Per superare questo scoglio e far diventare la pubblicazione del libro un fatto comunitario reale, fatto di pensieri ed emozioni condivise nella “fisicità” della presenza, ci siamo ispirati alla grande tradizione dello Scriptorium Avellanita dove ogni pergamena era realizzata per tramandare il pensiero del passato, per costruire, insieme, attraverso la lettura, la meditazione e la preghiera, un progetto culturale di lungo respiro.

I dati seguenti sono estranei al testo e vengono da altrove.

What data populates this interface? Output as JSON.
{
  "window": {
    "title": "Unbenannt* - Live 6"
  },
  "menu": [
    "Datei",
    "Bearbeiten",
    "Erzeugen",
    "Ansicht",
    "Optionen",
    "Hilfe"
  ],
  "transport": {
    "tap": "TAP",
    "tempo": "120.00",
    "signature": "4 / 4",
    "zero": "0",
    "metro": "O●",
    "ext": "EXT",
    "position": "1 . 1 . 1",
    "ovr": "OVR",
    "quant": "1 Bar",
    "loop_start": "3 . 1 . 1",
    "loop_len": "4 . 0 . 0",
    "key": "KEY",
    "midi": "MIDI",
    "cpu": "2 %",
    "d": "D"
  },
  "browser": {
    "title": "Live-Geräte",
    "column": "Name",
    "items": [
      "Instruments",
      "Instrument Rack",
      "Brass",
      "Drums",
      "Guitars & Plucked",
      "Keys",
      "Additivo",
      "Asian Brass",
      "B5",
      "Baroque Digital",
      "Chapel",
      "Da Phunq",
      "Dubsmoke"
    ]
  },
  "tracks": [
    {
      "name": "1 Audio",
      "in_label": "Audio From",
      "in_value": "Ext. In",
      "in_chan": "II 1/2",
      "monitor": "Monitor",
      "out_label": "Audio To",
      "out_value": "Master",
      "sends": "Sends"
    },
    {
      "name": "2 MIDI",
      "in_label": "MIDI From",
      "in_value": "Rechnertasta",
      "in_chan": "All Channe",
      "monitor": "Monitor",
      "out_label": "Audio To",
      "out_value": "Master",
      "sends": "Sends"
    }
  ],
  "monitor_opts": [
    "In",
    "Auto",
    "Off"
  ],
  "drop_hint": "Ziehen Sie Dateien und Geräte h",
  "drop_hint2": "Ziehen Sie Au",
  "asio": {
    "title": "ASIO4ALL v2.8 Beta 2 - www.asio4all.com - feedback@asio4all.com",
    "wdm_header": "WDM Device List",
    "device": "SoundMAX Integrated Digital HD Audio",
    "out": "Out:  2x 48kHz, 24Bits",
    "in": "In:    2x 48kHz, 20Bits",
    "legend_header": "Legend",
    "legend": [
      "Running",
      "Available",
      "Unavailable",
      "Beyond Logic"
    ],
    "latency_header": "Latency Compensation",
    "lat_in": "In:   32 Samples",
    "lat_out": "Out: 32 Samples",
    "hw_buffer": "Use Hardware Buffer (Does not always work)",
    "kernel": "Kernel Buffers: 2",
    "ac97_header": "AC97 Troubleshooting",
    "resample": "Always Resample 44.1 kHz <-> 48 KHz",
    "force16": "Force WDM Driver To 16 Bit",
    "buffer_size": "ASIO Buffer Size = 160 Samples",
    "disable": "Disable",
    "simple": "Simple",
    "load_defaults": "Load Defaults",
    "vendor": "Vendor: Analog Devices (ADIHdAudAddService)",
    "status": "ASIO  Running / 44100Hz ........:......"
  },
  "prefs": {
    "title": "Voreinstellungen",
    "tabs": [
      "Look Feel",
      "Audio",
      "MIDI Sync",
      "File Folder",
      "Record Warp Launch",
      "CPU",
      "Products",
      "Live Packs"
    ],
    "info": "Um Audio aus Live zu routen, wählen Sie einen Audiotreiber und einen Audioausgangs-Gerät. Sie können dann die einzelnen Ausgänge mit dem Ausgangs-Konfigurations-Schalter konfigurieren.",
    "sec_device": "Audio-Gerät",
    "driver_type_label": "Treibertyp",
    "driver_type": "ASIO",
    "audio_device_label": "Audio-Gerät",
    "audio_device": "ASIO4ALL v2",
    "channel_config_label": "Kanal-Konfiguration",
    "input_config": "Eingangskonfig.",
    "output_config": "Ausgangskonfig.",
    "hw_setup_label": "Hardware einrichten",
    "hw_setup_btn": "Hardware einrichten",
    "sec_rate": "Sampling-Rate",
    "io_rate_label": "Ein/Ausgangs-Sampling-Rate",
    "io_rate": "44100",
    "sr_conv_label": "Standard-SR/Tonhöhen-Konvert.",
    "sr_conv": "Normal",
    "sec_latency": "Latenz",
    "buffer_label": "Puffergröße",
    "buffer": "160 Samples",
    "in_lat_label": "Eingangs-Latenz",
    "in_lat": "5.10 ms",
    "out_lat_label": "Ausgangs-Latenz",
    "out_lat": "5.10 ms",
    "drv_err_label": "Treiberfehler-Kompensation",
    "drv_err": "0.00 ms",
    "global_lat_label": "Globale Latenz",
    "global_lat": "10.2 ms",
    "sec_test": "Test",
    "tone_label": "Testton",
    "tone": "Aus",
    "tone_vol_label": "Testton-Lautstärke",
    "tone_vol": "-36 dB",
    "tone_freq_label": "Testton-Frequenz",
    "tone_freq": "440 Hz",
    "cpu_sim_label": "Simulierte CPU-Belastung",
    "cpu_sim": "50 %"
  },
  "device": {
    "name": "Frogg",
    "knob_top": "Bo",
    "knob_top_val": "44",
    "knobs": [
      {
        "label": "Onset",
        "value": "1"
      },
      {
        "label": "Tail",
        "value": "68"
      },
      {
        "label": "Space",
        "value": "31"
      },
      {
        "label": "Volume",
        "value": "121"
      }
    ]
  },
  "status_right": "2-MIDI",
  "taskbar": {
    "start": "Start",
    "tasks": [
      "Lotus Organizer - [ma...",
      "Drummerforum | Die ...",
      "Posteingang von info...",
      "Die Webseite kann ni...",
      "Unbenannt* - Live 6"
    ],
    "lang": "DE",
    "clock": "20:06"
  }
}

Partendo dunque dal calore secolare del monastero e soprattutto dal suo centro che, con il coro, era lo Scriptorium, abbiamo pensato di far diventare un libro edito, oltre che la conclusione di un percorso, l’origine e l’inizio di un pensiero più articolato, approfondito da voci diverse in un clima di rispetto, di sincerità e di profondo ascolto.
E quasi in un sussulto gioioso che ci veniva dal cuore, abbiamo sentito di poter raffigurare questo luogo e questi tempi come occasione per una grande e ordinata “agorà” a servizio delle comunità più vaste, sia laiche che religiose, dentro l’ampio orizzonte che i termini fede e laicità esprimono.